Chemical structure of 20(S)-protopanaxadiol (PPD).
The mitochondria play a critical role in maintaining cellular function (17). Studies have shown that ginsenosides exert preventive effects against mitochondrial dysfunction (18), and that they enhance cell longevity (19,20), possibly by improving mitochondrial quality control (21). The regulation of reactive oxygen species (ROS) production by mitochondria plays a critical role in neurons by affecting the homeostasis of mitochondrial morphology and function. In addition, ginsenoside Rg3 has been shown to exert protective effects on mitochondrial function and energy status during ischemia/reperfusion in the rat brain (22). Ischemia/reperfusion injury is related to ROS production and mitochondrial damage, which ultimately lead to cellular damage (23).
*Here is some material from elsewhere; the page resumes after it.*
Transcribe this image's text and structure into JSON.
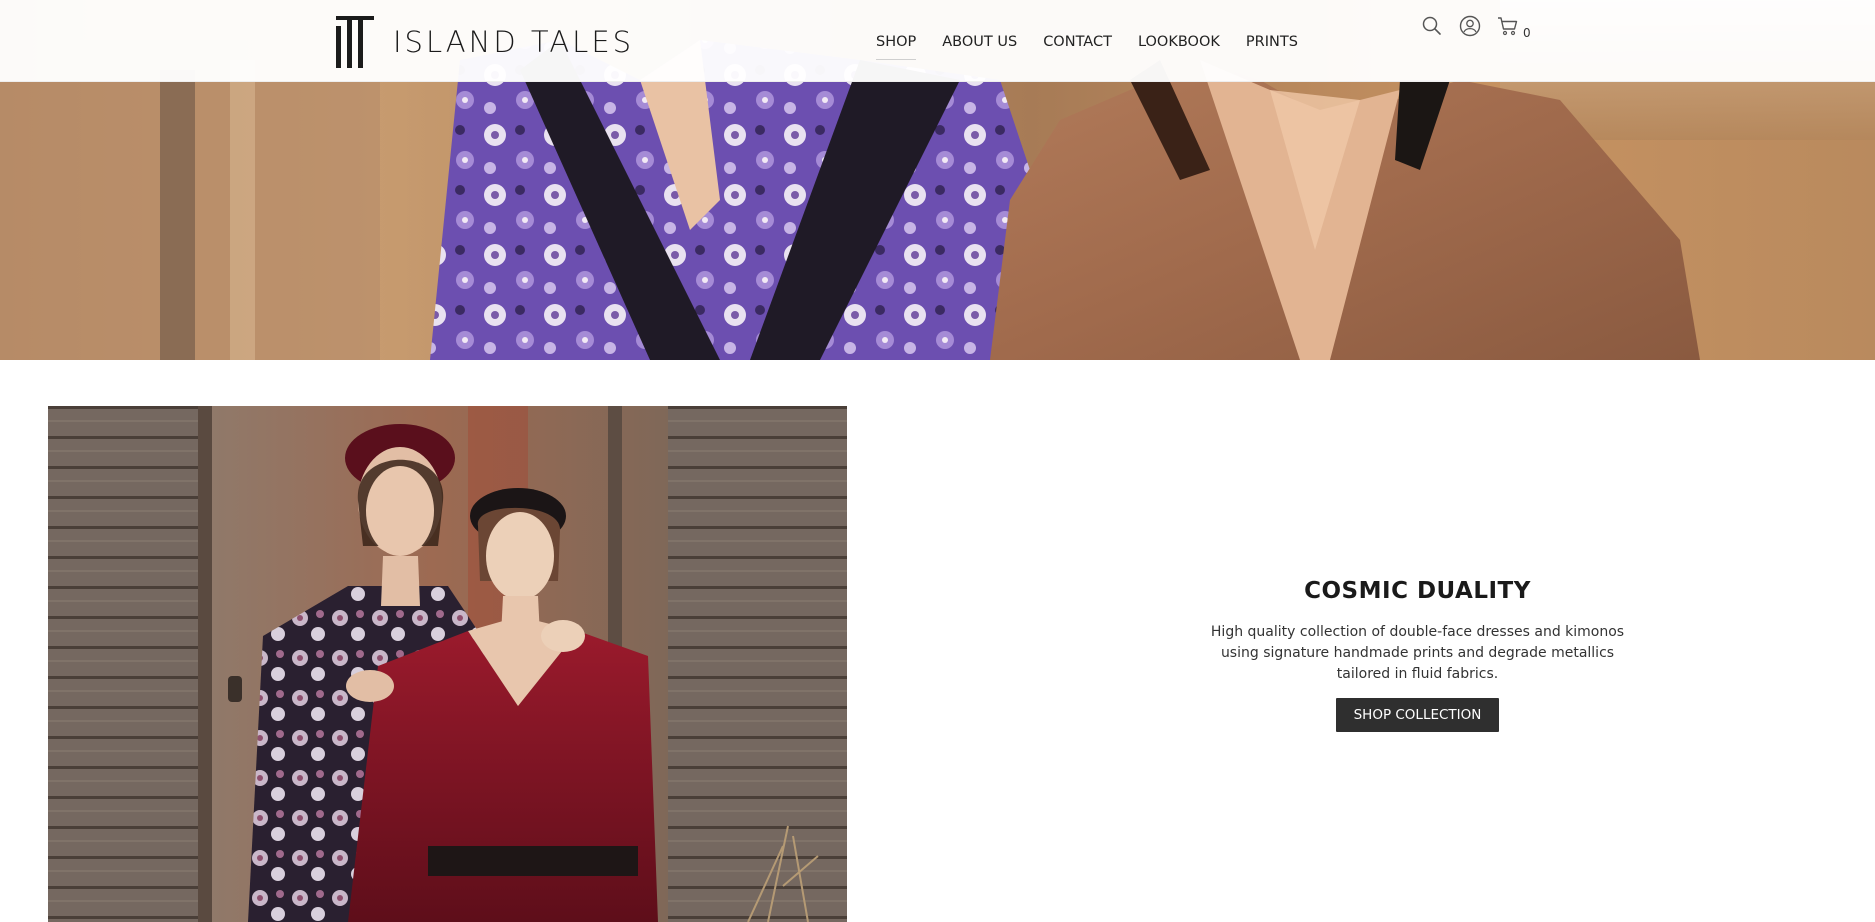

In the present study, we demonstrate that PPD exerts anti-apoptotic effects through its antioxidant activity, and that PPD prevents glutamate-induced excitotoxicity through mitochondrial homeostasis in PC12 cells. Our data suggest that PPD may prove to be a novel therapeutic agent which may provide neuroprotection and prevent mitochondrial dysfunction.
Materials and methods
Materials
PPD (chemical structure shown in Fig. 1) was HPLC grade and purchased from the Ambo Institute (Seoul, Korea). All chemicals and solvents used were of the highest analytical grade available. Cell culture supplies and media, fetal bovine serum (FBS), phosphate-buffered saline (PBS) and penicillin-streptomycin were purchased from Thermo Fisher Scientific (Waltham, MA, USA). Anti-cleaved capase-3 antibody (#9664) was purchased from Cell Signaling Technology, Inc. (Danvers, MA, USA). 3-(4,5-Dimethylthiazol-2-yl)-2,5-diphenyltetrazolium bromide (MTT) and Hoechst 33258 were purchased from Sigma-Aldrich (St. Louis, MO, USA). Annexin V-FITC was purchased from BD Biosciences (Flanklin Lakes, NJ, USA). Dihydroethidium (DHE) was purchased from Calbiochem (EMD Millipore; Billerica, MA, USA). Tetramethylrhodamine ethyl ester (TMRE), MitoSOX™ Red and MitoTracker Green FM were purchased from Invitrogen (Waltham, MA, USA).
Cell culture
The PC12 cell line was purchased from the American Tissue Culture Collection (ATCC; Rockville, MD, USA). The cells were cultured under sterile conditions at 37°C in a humid environment with 5% of CO2 in Dulbecco's modified Eagle's medium (DMEM) supplemented with 10% fetal bovine serum (FBS) (both from Thermo Fisher Scientific), 4 mM glutamine, 100 U/ml penicillin and 100 mg/ml streptomycin. The cultures were regularly checked and trypsinized when the cell confluence reached 85%.
MTT assay
To determine the half maximal inhibitory concentration (IC50 value) of glutamate on the PC12 cells, 5×103 cells in single cell suspensions were seeded in individual wells of 96-well plates and incubated for 24 h at 37°C prior to exposure to glutamate at the indicated concentrations (1, 5 and 10 mM) for 24 h. After determining that the glutamate IC50 value was 5 mM, the cells were exposed to 5 mM glutamate for 24 h, 10 μM PPD, or a combination of both (5 mM glutamate plus 10 μM PPD). MTT solution was added to each well followed by incubation for 4 h at 37°C prior to removing the culture medium. DMSO was then added and mixed for 30 min at room temperature. Cell viability was determined by measuring the absorbance at 562 nm. The cell viability for each group was calculated as a percentage of that of the control group.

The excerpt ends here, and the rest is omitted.